Limitations of this study must be acknowledged and, to address them, a multicenter, randomized Phase III trial on AFTV was begun to clarify immunotherapy benefits in GTR patients. Detailed information about MRI data including existence of contrast enhancement (CE) in the lesion, volume of CE area and volume of fluid-attenuated inversion recovery high-intensity area were not included in the analysis. Heterogeneity in type of testing for IDH, p53, and MGMT statuses might make the results inaccurate and our insufficient analysis of molecular markers of intratumoral tissues related to prognosis in the immunotherapy group, outside of these 3 markers, should be rectified by additional studies.
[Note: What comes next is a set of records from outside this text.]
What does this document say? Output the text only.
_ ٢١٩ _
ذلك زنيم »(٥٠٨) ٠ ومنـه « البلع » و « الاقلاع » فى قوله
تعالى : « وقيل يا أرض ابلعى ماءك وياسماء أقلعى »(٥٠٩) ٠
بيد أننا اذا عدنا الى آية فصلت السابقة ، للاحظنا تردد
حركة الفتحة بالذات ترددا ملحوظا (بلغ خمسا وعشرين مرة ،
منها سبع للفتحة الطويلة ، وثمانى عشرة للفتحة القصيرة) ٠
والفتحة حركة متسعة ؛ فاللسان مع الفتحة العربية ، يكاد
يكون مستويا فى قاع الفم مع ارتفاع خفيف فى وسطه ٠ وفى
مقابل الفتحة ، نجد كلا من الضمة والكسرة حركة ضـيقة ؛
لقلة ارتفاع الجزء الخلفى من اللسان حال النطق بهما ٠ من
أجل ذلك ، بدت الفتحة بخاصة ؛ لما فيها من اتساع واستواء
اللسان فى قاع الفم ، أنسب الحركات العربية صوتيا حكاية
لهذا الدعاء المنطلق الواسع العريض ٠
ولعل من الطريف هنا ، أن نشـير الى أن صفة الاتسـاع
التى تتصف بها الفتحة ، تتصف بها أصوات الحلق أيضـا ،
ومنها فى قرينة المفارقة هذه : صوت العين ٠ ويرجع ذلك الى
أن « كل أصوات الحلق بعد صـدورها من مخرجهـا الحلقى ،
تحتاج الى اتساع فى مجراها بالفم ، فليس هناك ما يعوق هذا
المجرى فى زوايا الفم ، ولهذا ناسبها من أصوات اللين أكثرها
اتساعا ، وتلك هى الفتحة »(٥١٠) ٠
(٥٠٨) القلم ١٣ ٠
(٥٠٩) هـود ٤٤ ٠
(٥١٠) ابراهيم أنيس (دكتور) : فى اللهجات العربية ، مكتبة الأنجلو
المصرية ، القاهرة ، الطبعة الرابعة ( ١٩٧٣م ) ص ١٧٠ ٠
In addition, as only 3 patients received immunotherapy combined with proton therapy, the effect of this combination cannot be clearly stated in this study.
In conclusion, GTR, proton therapy, and immunotherapy were good prognostic factors in the multivariate analysis of single-center GBM cases. Notably, tumor vaccine therapy for GTR cases achieved high median survival times and long-term survival ratios, revealing that vaccine therapy should be performed for GTR cases.